Шрифт:
Грейс. Странно, что ты так влюбилась в театр. В твоей семье никто не проявлял к нему ни малейшего интереса. Мне это тоже трудно понять. Я знаю, что тебя раздражает, когда я так говорю, но, честное слово, есть в театре нечто детское. Ну, сходишь, ну, поразвлечешься, послушаешь, посмотришь сценки, поглазеешь на костюмы. Но у меня никогда не было ни малейшего желания ни играть на сцене, ни ставить, что там еще в театре делают. Декорации? Никогда не обращала внимания, хороши они или так себе. Если действие происходит в гостиной и гостиная выглядит как гостиная, то меня это вполне устраивает. Режиссура? Честно, Конни, ну какая мне разница, где стоит Мэри Уолл, когда Рэдди Дикинсон пересекает комнату, или наоборот?
Конни. Разница огромная, но я не думаю, что ты способна ее понять.
Грейс. Это хорошо, потому что я даже пытаться не буду. Жаль, что ты не занялась живописью или чем-то еще.
Конни. Это для меня не новость. Но всякий раз, когда мы ставим спектакль, у меня такое чувство, словно я пишу картину. Конечно, это в том случае, если актеры меня слушаются. А когда перечат, хочется взять нож и разрезать их на куски, как художник кромсает неполучившееся полотно.
Грейс. Больше я никогда не буду у тебя играть.
Конни. А я и не обращусь к тебе. Твоя красота не способствует успеху спектакля, а только отвлекает зрителя.
Грейс. Ты никогда не говорила, что я красива.
Конни. Потому что ты не была красива. Ты была… сногсшибательна, но не красива. До тридцати лет настоящей красоты в тебе не было. Да и у немногих она бывает. Ты начала становиться по-настоящему красивой, когда разлюбила Сидни.
Грейс. Что за чушь!
Конни. Это произошло четыре или пять лет назад. Думаю, тебе просто стало скучно с ним. Родились дети, в его любви ты была уверена. Вот тогда-то ты и стала интересной красивой женщиной.
Грейс. Ты спятила. Ты что, все время так думала или говоришь просто для поддержания беседы? В таком случае это дурной тон.
Конни. Ой, Грейс, ты же не на сцене. Я слишком хорошо тебя знаю.
Грейс. А мне кажется, что совсем не знаешь. Я не позволю тебе говорить в таком духе обо мне и Сидни.
Конни. Отлично, поговорим о войне.
Грейс. О чем угодно, лишь бы не о твоих дурацких идеях.
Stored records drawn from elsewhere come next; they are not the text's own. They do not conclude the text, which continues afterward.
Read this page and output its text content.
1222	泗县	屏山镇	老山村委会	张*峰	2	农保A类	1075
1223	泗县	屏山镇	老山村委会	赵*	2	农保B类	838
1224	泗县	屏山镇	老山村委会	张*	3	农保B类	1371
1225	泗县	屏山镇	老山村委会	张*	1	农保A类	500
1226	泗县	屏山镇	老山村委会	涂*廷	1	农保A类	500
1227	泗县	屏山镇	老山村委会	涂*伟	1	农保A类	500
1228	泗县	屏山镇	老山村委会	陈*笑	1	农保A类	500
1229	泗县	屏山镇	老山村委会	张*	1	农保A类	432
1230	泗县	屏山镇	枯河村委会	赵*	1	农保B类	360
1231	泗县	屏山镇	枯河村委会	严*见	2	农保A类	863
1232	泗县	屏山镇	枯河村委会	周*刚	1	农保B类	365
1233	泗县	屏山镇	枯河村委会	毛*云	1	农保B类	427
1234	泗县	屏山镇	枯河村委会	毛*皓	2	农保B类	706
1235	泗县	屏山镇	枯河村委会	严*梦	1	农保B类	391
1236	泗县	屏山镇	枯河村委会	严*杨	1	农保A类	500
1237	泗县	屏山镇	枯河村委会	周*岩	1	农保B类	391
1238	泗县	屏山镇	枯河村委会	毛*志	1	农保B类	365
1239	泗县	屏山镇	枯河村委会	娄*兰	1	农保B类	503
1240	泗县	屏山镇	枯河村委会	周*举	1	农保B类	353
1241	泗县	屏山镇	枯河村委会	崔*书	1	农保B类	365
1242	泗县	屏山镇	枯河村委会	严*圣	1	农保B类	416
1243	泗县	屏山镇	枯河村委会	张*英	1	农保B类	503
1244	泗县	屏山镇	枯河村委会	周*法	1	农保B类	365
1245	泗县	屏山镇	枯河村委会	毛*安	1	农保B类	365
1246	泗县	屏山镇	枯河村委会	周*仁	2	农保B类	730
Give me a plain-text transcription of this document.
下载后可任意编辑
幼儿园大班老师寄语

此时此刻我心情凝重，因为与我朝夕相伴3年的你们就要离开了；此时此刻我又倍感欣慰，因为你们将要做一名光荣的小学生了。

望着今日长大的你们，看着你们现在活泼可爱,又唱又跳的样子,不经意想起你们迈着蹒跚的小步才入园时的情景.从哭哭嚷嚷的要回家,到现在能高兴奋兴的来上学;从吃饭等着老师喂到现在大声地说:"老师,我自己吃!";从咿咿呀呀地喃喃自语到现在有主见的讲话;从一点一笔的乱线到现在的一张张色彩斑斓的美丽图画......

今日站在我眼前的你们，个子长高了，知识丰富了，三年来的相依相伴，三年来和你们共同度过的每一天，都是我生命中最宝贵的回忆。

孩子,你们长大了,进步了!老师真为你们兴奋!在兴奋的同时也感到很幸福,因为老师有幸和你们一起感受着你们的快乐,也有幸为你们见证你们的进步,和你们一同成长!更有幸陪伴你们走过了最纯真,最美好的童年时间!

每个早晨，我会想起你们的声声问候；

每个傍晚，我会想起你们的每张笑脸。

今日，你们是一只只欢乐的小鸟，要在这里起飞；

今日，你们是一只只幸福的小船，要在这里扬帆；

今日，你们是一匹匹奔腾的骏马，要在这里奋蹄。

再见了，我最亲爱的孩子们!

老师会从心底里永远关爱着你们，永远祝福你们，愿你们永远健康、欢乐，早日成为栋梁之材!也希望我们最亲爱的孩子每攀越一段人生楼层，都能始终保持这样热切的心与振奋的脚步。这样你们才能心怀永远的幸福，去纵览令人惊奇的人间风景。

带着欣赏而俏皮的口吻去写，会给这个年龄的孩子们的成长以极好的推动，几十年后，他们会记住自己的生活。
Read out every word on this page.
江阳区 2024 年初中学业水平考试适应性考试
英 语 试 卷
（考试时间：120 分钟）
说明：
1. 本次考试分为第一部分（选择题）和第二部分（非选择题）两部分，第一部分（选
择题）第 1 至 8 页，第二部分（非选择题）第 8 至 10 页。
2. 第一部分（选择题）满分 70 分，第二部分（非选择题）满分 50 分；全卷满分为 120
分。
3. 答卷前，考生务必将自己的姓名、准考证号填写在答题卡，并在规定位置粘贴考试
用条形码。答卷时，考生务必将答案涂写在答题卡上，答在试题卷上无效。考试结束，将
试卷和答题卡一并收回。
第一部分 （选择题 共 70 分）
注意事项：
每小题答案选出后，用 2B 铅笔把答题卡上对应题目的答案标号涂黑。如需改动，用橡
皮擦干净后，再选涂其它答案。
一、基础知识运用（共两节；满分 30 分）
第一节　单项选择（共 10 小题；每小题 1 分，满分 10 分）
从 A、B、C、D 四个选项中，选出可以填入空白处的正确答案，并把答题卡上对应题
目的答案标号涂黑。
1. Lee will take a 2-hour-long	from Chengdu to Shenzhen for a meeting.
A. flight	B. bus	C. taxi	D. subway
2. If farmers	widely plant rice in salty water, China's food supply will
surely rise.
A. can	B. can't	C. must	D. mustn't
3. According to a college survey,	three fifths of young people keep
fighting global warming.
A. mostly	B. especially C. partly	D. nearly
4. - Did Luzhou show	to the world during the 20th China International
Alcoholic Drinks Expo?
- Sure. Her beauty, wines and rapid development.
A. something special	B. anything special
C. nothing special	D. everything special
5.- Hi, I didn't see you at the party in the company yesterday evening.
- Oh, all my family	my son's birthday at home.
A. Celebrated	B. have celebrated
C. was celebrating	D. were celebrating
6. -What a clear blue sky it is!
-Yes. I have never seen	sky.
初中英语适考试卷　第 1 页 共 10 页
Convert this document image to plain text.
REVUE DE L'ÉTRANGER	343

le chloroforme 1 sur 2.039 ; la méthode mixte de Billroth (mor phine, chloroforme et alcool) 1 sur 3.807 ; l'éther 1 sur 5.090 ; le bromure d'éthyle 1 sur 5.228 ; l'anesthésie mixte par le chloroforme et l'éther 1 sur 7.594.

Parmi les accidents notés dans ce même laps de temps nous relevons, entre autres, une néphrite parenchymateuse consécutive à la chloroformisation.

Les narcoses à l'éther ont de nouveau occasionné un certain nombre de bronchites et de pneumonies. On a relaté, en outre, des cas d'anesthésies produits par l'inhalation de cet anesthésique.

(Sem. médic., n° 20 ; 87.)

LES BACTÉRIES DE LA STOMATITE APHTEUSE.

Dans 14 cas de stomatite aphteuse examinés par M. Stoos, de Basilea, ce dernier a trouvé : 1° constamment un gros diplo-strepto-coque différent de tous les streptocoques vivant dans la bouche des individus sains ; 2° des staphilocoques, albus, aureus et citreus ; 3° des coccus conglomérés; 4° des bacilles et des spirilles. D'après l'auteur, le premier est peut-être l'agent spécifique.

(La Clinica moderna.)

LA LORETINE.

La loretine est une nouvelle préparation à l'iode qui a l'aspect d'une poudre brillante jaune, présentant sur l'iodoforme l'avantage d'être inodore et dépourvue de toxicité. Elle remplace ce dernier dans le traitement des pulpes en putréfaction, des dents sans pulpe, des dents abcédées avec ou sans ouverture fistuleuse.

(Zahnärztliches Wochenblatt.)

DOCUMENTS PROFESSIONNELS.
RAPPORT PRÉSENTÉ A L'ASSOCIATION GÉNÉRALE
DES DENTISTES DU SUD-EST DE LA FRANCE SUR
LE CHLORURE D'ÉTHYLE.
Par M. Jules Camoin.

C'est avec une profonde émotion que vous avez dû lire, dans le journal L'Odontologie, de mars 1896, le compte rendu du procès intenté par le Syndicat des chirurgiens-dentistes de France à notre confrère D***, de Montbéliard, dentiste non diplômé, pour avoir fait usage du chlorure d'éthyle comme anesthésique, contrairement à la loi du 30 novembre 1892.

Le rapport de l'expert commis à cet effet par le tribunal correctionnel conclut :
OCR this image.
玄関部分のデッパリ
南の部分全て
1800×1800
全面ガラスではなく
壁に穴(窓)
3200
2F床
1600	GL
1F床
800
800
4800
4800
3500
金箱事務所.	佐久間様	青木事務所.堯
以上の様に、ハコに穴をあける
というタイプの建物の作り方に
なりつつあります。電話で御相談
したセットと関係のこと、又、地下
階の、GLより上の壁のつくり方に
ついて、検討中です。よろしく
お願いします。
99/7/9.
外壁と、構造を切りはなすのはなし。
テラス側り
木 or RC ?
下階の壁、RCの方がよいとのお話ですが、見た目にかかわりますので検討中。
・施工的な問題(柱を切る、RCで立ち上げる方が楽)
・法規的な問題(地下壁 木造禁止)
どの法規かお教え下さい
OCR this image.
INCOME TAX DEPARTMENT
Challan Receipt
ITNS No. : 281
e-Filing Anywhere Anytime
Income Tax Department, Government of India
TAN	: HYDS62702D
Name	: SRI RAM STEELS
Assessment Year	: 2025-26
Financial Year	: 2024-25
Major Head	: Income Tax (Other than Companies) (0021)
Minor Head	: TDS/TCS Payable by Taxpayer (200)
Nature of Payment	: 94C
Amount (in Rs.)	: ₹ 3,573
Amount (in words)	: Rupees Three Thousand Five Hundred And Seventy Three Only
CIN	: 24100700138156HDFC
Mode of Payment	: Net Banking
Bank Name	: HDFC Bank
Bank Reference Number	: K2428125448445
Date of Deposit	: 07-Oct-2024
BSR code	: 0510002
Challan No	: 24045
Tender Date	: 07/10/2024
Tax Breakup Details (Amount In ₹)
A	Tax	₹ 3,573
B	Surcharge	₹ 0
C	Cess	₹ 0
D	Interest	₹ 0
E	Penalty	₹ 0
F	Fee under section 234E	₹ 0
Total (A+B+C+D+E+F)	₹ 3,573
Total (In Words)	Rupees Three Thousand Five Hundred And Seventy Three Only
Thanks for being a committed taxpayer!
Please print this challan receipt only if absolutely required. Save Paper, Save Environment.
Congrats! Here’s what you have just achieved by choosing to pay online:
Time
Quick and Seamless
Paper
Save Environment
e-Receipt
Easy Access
Конни. Они не дурацкие, и ты это знаешь. Ты потому вдруг стала такой чувствительной, что испугалась, вдруг я о Роджере Бэнноне заговорю. Не бойся. Твой роман с Роджером Бэнноном — это… твой роман. А я лишь сказала, что произошло с тобой четыре-пять лет назад. Твой роман — естественное следствие этого, и я бы не стала придавать ему такого большого значения. Вообще-то единственное, что кажется странным, что нечто подобное не случилось раньше.
Грейс. Конни Шофшталь!
Конни. Не беспокойся и не верти головой. Поблизости никого нет.
Грейс. Да что это такое ты болтаешь про меня и Роджера Бэннона? Я едва с ним знакома.
Конни. А женщине и не обязательно быть хорошо знакомой с мужчиной, чтобы его использовать. А ты как раз используешь Роджера Бэннона.
Грейс. О Господи!
Конни. Неужели ты думаешь, что такая вещь может остаться тайной для Форт-Пенна?
Грейс. Ну да… честно говоря, да. Стало быть, он проболтался.
Конни. Во всяком случае, кто-то проболтался, и, да, думаю, это он. Для таких типов половина удовольствия в том, чтобы похвастаться.
Грейс. Стало быть, Сидни знает. Я думала, просто догадывается, но не уверен. Кто бы мог сказать ему? Кто мог так поступить?
Конни. Брок.
Грейс. Нет. Хоть Брок и ненавидит Сидни, но он мой брат и не стал бы подвергать угрозе мой покой.
Конни. А может, он считает, что без Сидни тебе будет лучше.
Грейс. Нет. Это не так. Без Сидни я никто.
Конни. Что за чушь ты несешь?
Грейс. Это не чушь.
Конни. Самая настоящая. Если сейчас разведешься, и двух лет не пройдет, как снова выскочишь замуж. Дети будут напоминать тебе о Сидни, но и только.
Грейс. Нет, не только. Я не такая умная и не такая находчивая, как ты, Конни, но себя я знаю и знаю, как мне повезло, что я встретила Сидни. Кроме него, мне не встречались мужчины, за которых я хотела бы выйти замуж.